Rice, Gates meet Saudi King amid Iraq concerns

JEDDAH (AFP) - US President George W. Bush's top diplomat and defense chief held talks with Saudi Arabia's King Abdullah yesterday amid concerns in Washington that the oil-rich kingdom is bankrolling Sunni militants stoking an insurgency in Iraq.

The dinner meeting came after Rice and Gates met counterparts from the Gulf states, Jordan and Egypt in the Red Sea resort of Sharm el-Sheikh, extracting renewed promises of help in Iraq and reaffirming Washington's commitment to the creation of a Palestinian state.

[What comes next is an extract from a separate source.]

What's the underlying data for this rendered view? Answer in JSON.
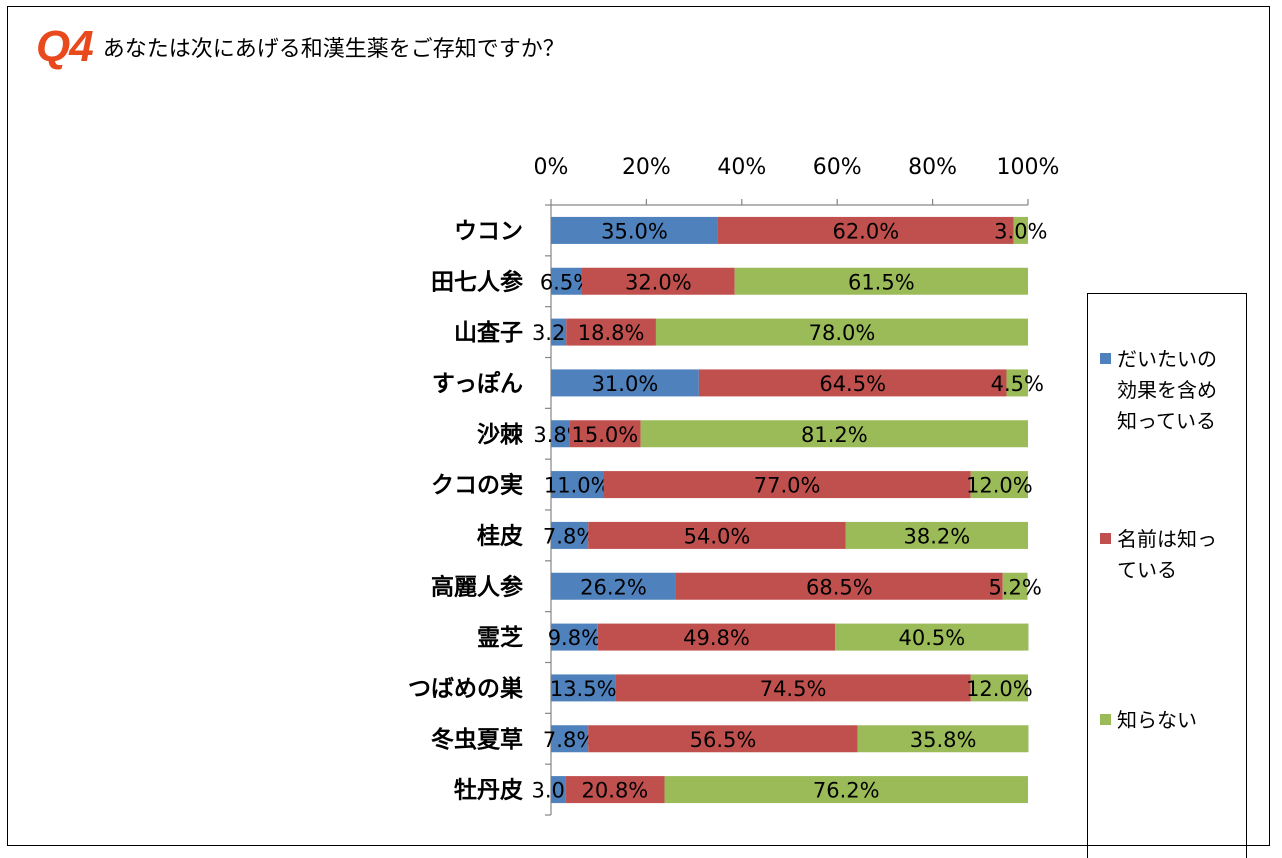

A key part of the visit by the two US officials is to discuss a multi-billion-dollar military aid bonanza for Washington's friends in the region, which Shiite Iran is accused of "destabilising."

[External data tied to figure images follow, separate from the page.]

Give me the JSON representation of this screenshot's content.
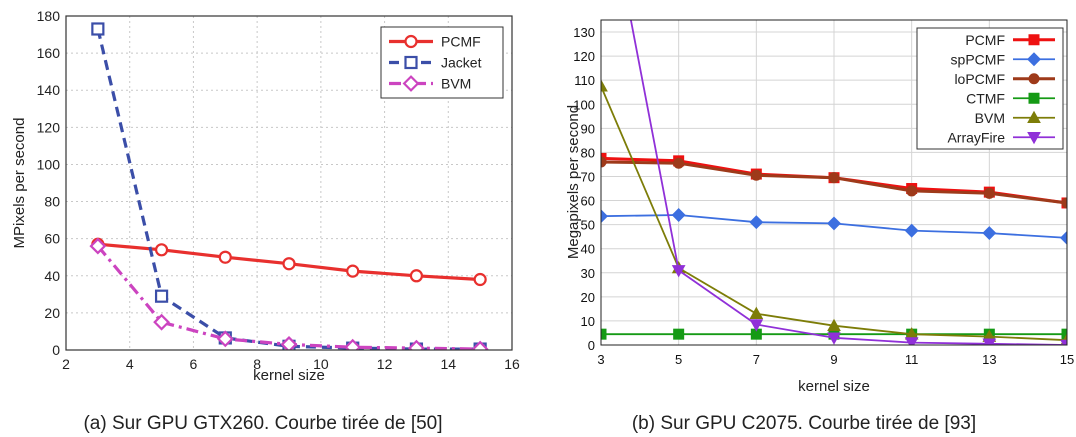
{
  "chart_data": [
    {
      "type": "line",
      "caption": "(a)  Sur GPU GTX260. Courbe tirée de [50]",
      "xlabel": "kernel size",
      "ylabel": "MPixels per second",
      "xlim": [
        2,
        16
      ],
      "ylim": [
        0,
        180
      ],
      "xticks": [
        2,
        4,
        6,
        8,
        10,
        12,
        14,
        16
      ],
      "yticks": [
        0,
        20,
        40,
        60,
        80,
        100,
        120,
        140,
        160,
        180
      ],
      "legend_position": "top-right",
      "grid": true,
      "x": [
        3,
        5,
        7,
        9,
        11,
        13,
        15
      ],
      "series": [
        {
          "name": "PCMF",
          "color": "#e8302e",
          "dash": "solid",
          "marker": "circle",
          "values": [
            57,
            54,
            50,
            46.5,
            42.5,
            40,
            38
          ]
        },
        {
          "name": "Jacket",
          "color": "#3b4ea8",
          "dash": "dashed",
          "marker": "square",
          "values": [
            173,
            29,
            6.5,
            2,
            1,
            0.5,
            0.5
          ]
        },
        {
          "name": "BVM",
          "color": "#cc44c0",
          "dash": "dashdot",
          "marker": "diamond",
          "values": [
            56,
            15,
            6,
            3,
            1.5,
            1,
            0.5
          ]
        }
      ]
    },
    {
      "type": "line",
      "caption": "(b)  Sur GPU C2075. Courbe tirée de [93]",
      "xlabel": "kernel size",
      "ylabel": "Megapixels per second",
      "xlim": [
        3,
        15
      ],
      "ylim": [
        0,
        135
      ],
      "xticks": [
        3,
        5,
        7,
        9,
        11,
        13,
        15
      ],
      "yticks": [
        0,
        10,
        20,
        30,
        40,
        50,
        60,
        70,
        80,
        90,
        100,
        110,
        120,
        130
      ],
      "legend_position": "top-right",
      "grid": true,
      "x": [
        3,
        5,
        7,
        9,
        11,
        13,
        15
      ],
      "series": [
        {
          "name": "PCMF",
          "color": "#ee1111",
          "marker": "square",
          "values": [
            77.5,
            76.5,
            71,
            69.5,
            65,
            63.5,
            59
          ]
        },
        {
          "name": "spPCMF",
          "color": "#3c6fe0",
          "marker": "diamond",
          "values": [
            53.5,
            54,
            51,
            50.5,
            47.5,
            46.5,
            44.5
          ]
        },
        {
          "name": "loPCMF",
          "color": "#9e3a1a",
          "marker": "circle",
          "values": [
            76,
            75.5,
            70.5,
            69.5,
            64,
            63,
            59
          ]
        },
        {
          "name": "CTMF",
          "color": "#159a15",
          "marker": "square",
          "values": [
            4.5,
            4.5,
            4.5,
            4.5,
            4.5,
            4.5,
            4.5
          ]
        },
        {
          "name": "BVM",
          "color": "#7d7d08",
          "marker": "triangle-up",
          "values": [
            107.5,
            32,
            13,
            8,
            4.5,
            3.5,
            2
          ]
        },
        {
          "name": "ArrayFire",
          "color": "#9030d8",
          "marker": "triangle-down",
          "values": [
            200,
            31,
            8.5,
            3,
            1,
            0.5,
            0
          ]
        }
      ]
    }
  ]
}
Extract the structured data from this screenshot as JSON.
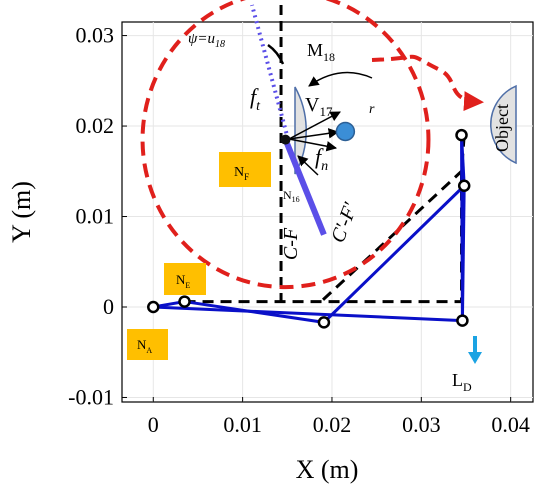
{
  "chart_data": {
    "type": "scatter",
    "xlabel": "X (m)",
    "ylabel": "Y (m)",
    "xlim": [
      -0.0035,
      0.0425
    ],
    "ylim": [
      -0.0105,
      0.0315
    ],
    "x_ticks": [
      {
        "value": 0,
        "label": "0"
      },
      {
        "value": 0.01,
        "label": "0.01"
      },
      {
        "value": 0.02,
        "label": "0.02"
      },
      {
        "value": 0.03,
        "label": "0.03"
      },
      {
        "value": 0.04,
        "label": "0.04"
      }
    ],
    "y_ticks": [
      {
        "value": -0.01,
        "label": "-0.01"
      },
      {
        "value": 0,
        "label": "0"
      },
      {
        "value": 0.01,
        "label": "0.01"
      },
      {
        "value": 0.02,
        "label": "0.02"
      },
      {
        "value": 0.03,
        "label": "0.03"
      }
    ],
    "grid": true,
    "series": [
      {
        "role": "mechanism links",
        "color": "#0a10c8",
        "points": [
          [
            0.0,
            0.0
          ],
          [
            0.0035,
            0.0006
          ],
          [
            0.0191,
            -0.0017
          ],
          [
            0.0346,
            -0.0015
          ],
          [
            0.0348,
            0.0134
          ],
          [
            0.0345,
            0.019
          ]
        ],
        "segments": [
          [
            0,
            1
          ],
          [
            0,
            3
          ],
          [
            1,
            2
          ],
          [
            2,
            4
          ],
          [
            3,
            4
          ],
          [
            4,
            5
          ],
          [
            3,
            5
          ]
        ]
      },
      {
        "role": "dashed reference",
        "color": "#000000",
        "points": [
          [
            0.0035,
            0.0006
          ],
          [
            0.019,
            0.0006
          ],
          [
            0.0345,
            0.0006
          ],
          [
            0.0345,
            0.015
          ],
          [
            0.0348,
            0.019
          ],
          [
            0.019,
            0.0008
          ]
        ]
      }
    ],
    "joint": [
      0.0148,
      0.0185
    ],
    "link_end": [
      0.0191,
      0.008
    ],
    "pivot": [
      0.0215,
      0.0194
    ],
    "vertical_line_x": 0.0143,
    "dashed_circle": {
      "center": [
        0.0148,
        0.0185
      ],
      "radius_x": 0.016,
      "radius_y": 0.0163
    },
    "object_center": [
      0.0373,
      0.0193
    ],
    "labels": {
      "psi": "ψ=u",
      "psi_sub": "18",
      "m18": "M",
      "m18_sub": "18",
      "ft": "f",
      "ft_sub": "t",
      "v17": "V",
      "v17_sub": "17",
      "r": "r",
      "fn": "f",
      "fn_sub": "n",
      "nf": "N",
      "nf_sub": "F",
      "n16": "N",
      "n16_sub": "16",
      "cf": "C-F",
      "cfprime": "C'-F'",
      "ne": "N",
      "ne_sub": "E",
      "na": "N",
      "na_sub": "A",
      "ld": "L",
      "ld_sub": "D",
      "object": "Object"
    },
    "colors": {
      "links": "#0a10c8",
      "tool": "#5b4fe8",
      "circle": "#e0201c",
      "label_box": "#ffbf00",
      "semicircle_fill": "#e2e2e2",
      "semicircle_stroke": "#4f6fa8",
      "pivot": "#3b8ed6",
      "ld_arrow": "#1ba3e3"
    }
  }
}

The pacts are worth 20 billion dollars (14.6 billion euros) for Saudi Arabia, 13 billion dollars for Egypt, 30 billion dollars for Israel and reportedly valued at least 20 billion dollars for the other Gulf states.

"All of Iraq's neighbors could do more to stabilize Iraq," Rice told reporters Tuesday ahead of the talks with the Saudi ruler, without singling out the most powerful Sunni Arab ally of the United States.

The US ambassador to the United Nations, Zalmay Khalilzad, complained Sunday that Saudi Arabia and other neighbors who were "friends" of the United States were undermining efforts to stabilize the war-ravaged nation.

Saudi Arabia and several other Sunni Arab nations are worried over Iran's allegedly increasing influence on the Iraq government.

Details of the meeting with King Abdullah were not available but Rice and Gates are scheduled to hold a media conference Wednesday with her Saudi counterpart, Saud al-Faisal.

With Saudi Arabia accused of allowing Sunni militants into Iraq to fight US forces and Iran accused of equipping Iraqi Shiite militias doing the same, the United States, the six Gulf Cooperation Council states and Egypt and Jordan called in a joint statement for "an end to all interference in Iraq."

The statement called for the prevention of "the transit of terrorists to Iraq" and an end to the "supply of arms and training to the militia and extra-governmental groups" in the war-torn country.

The United States has also prodded Saudi Arabia to follow up on is pledge to write off Iraqi debts and is banking on the oil kingdom to participate in Bush's planned international Middle East peace talks this fall.

The meeting seeks to bring together Israel, the Palestinians and their neighbors with Rice, whose Middle East tour is partly aimed at gauging support from the region for the talks aimed at forging a final status Israeli-Palestinian agreement.

Bush is keen to see the establishment of Israel and Palestine states side by side before he leaves the White House in January 2009.

Rice warned that if unnamed "determined enemies" were successful in Iraq, "then this whole region is going to be chaotic," while Gates sought to allay what he said were regional fears of a precipitous US withdrawal from Iraq.

"There is clearly a concern ... that the US would somehow withdraw precipitously from Iraq, or in some way that is destabilising to the entire region," Gates said.

But, he added, even those at home calling for US troops to quit Iraq were increasingly aware "of the need to take into account the consequences if we make a change in our policy and the dangers inherent in doing it unwisely."